Previous rulings in Smith v. Reverse Mortgage Solutions, Inc. and Edwards v. Reverse Mortgage Solutions, Inc. had found that the surviving spouses of reverse mortgage borrowers also qualified as borrowers and thus would have the right to remain in the home after the death of the borrowing spouse. While Luisa Palmero won an initial victory in the case, Florida’s Third District Court of Appeal reversed that decision in favor of OneWest Bank, who had inherited the loan from Value Financial.
“To the extent there was any confusion or inconsistency in the mortgage, it was cleared up by the note, loan application, loan agreement, and non-borrower spouse certification, which unequivocally provided that Mrs. Palmero was not the borrower for the reverse mortgage and defined Mr. Palmero as the borrower,” the court wrote in the decision.
James W. Wright, Jr., Partner, Bradley Arant Boult Cummings, said, “Palmero demonstrates that a lender may demonstrate that the surviving spouse is not a 'borrower' under the mortgage by introducing the other documents executed at the time the loan is originated—most significantly, the non-borrower spouse ownership interest certification, in which the non-borrowing spouse expressly recognized the fact that the borrower’s death would allow the lender to accelerate the loan and proceed to foreclosure."
“It appears that the Third DCA ruled correctly, under the facts of the case,” said Michelle Garcia Gilbert, Managing Partner, Gilbert Garcia Group, P.A., “but it interesting that the loan documents in question required the surviving spouse to acknowledge that the property would be sold ‘unless another means of repayment [was] obtained.’ Given the new CFPB rules, effective April 19, 2018, requiring a confirmed successor-in-interest to be treated like a borrower, I wonder if this situation would turned out differently today, if the non-borrowing, surviving spouse were able to assume or refinance the loan, depending upon the type of reverse mortgage this was. Also, HUD may be reviewing these types of cases to see if changes to reverse mortgage products should be made.”
“The court actually dodges the most-significant issue—whether the federal reverse mortgage statute prohibits foreclosing a reverse mortgage on a surviving spouse still living in the mortgaged residence,” said Anthony Smith, Shareholder, Sirote & Permutt, PC. “Instead, it concluded that because the defendant did not properly raise the issue, the trial court could not rely upon the statute as the basis of its decision.”

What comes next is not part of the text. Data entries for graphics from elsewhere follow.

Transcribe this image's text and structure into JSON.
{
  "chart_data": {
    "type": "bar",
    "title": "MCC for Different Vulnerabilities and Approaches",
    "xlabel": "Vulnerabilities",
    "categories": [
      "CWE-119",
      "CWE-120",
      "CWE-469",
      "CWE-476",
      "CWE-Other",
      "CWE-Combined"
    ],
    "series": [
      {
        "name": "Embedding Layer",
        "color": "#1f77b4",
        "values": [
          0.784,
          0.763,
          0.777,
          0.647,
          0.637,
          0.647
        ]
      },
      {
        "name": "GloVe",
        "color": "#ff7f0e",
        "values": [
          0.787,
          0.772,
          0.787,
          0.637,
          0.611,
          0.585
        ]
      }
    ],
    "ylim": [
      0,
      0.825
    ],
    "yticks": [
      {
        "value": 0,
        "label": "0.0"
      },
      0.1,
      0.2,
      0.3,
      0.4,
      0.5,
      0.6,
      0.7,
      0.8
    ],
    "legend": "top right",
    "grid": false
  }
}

“The appellate court’s decision is correct,” said Sonia H. McDowell, Associate Attorney at Quintairos, Prieto, Wood & Boyer, P.A. “The Palmeros received loan disbursements for over a year. Pursuant to the terms of the agreement, Mrs. Palmero agreed to move from the residence upon her husband’s passing, unless she found alternative means of repayment. Mr. Palmero passed in August of 2008 and based on the lower court case number, the foreclosure action was filed at some point in 2010. Mrs. Palmero continued to enjoy free use of property for the past 10 years, in spite of her agreement to the contrary. This opinion highlights the fact that neither the trial court, nor the appellate court, can rewrite the parties’ contract. Both parties agreed that Mrs. Palmero was a ‘non-borrower’ responsible for either repaying the debt or vacating the property upon her husband death. Having done neither, the bank’s foreclosure was proper.”